On The Edge – How Does Fear Affect You?

Updated: Oct 25

At the weekend we went for a hike. There’s a (not particularly big) mountain at the back of our village, and you can usually see paragliders floating down off it in the evening. You can also see a large red and white cross, the flag of the region, painted high up on the rocks. With everyone promising that this would be the last sunny weekend of the year, we decided to make the most of it.


A local parent assured us that the walk that took you next to the big painted flag was suitable for our daughter, who’s three.

‘Just hold her hand,’ he said, shrugging. To begin with, it was fine. We came across a giant swing, some cows and their bells, chilling in a field (lots of ‘poo cow,’ as she called it) and the CROCUS that is apparently a sign of the end of the summer.


A rather awesome rock hole we saw


As we wound our way down towards the edge of the mountain, I started to get nervous. Soon we were walking on an incredibly narrow path with a sheer cliff on one side and a big drop on the other. Although we were holding her hand the entire time, every time she took the slightest step to the left or right, I panicked.

‘No!’ I said. ‘Stay on the path!’

I know when my voice is giving away my fear, because she genuinely looks scared. If I’m asking her to clear her plate away after dinner, or to stop colouring in her leg so we can go to school, she knows that nothing serious will happen if she doesn’t do what I’m asking. Which, I guess, is why it takes her so long to do it.


But the times I’ve actually been scared (like the time I saw an enormous spider in the bathroom and couldn’t hide my horrified ‘oh’ in a bid to make her less of a spider worrier than me), she knows. Her face changes, she stops, and she looks at me. At which point I have to smile and say it’s fine, as I don’t want her to be burdened with my fear of her impending death.


Of course, she was fine. We sat down underneath the flag and ate our snacks. But I was tense the whole time we were there. My rational brain was telling me that we were very far from the edge, there was no way she could slip, and we were sat down anyway. My instinctual brain (the lizard brain, I think) was telling me to be very, very scared and attentive. It wasn’t the most relaxing of walks, after all.


Good view, not very peaceful though.


The constant fear of what might happen to your child is not something I really expected as part of parenthood. But from the moment I placed her into the moses basked next to me, I would lean over her (not too close, I didn’t want to wake her up) to check that she was still breathing.

A friend came to visit and said that she had friends that had also recently had babies.

‘I never realised before,’ she said, ‘that when people say they’re going to check on their kids when they’re sleeping, they’re actually checking if they’re alive.’


Yup, I can confirm it’s true. The interesting thing is, after three years, I’m kind of used to it. I don’t feel like that all the time, but just occasionally (like on the edge of a big cliff) I am reminded of the fragility of humanity, especially when it is encased in such a tiny form, and I exist for a while in a sort of half-crazed hysteria.

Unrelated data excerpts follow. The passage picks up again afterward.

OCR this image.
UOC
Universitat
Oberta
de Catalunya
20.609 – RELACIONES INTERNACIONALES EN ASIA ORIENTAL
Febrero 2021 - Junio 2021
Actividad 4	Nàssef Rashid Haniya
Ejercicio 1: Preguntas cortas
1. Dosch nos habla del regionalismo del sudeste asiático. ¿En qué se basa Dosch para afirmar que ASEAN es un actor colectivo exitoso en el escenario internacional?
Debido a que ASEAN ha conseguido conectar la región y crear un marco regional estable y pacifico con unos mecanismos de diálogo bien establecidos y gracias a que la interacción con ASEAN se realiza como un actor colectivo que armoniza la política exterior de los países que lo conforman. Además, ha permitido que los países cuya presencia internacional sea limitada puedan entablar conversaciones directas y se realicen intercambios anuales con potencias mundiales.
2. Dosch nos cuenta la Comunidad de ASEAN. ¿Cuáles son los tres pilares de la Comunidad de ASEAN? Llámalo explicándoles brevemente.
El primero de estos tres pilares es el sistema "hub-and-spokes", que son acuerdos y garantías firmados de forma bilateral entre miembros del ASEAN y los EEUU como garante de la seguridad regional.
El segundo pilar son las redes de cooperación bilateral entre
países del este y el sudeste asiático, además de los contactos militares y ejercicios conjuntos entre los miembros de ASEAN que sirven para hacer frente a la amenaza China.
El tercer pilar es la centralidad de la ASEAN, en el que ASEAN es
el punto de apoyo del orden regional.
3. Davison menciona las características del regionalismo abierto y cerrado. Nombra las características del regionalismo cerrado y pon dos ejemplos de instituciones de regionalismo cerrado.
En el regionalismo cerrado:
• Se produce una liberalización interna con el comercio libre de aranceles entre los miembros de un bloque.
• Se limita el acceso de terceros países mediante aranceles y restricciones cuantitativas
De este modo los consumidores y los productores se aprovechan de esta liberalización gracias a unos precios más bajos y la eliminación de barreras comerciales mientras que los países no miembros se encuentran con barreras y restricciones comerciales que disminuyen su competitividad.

I would like to say that this realisation has given me a zest for life, an appreciation that I need to live every day like it’s my last, but when it’s accompanied by three years of broken sleep I think it’s hard to maintain the enthusiasm for that.


Had a bit of a swing at the end to calm myself down


Instead, I think it’s led to the noticing of tiny things. I’ve started keeping a journal where I write down the amusing or unusual things she says (she said she would be ‘four years new’ on her birthday, as she’s clearly not old). I’ve started learning the names of flowers and birds that we see on our walks. I’ve come to the realisation that there are all manner of bugs and scrumpled up leaves that are in fact quite beautiful, if I just stop and look at them.


A combination of her tiny attention and my big fear has resulted in a sort of observational clarity that I don’t think I’ve had since I was a child. Or maybe that’s sleep deprivation too. Either way, it’s rather lovely.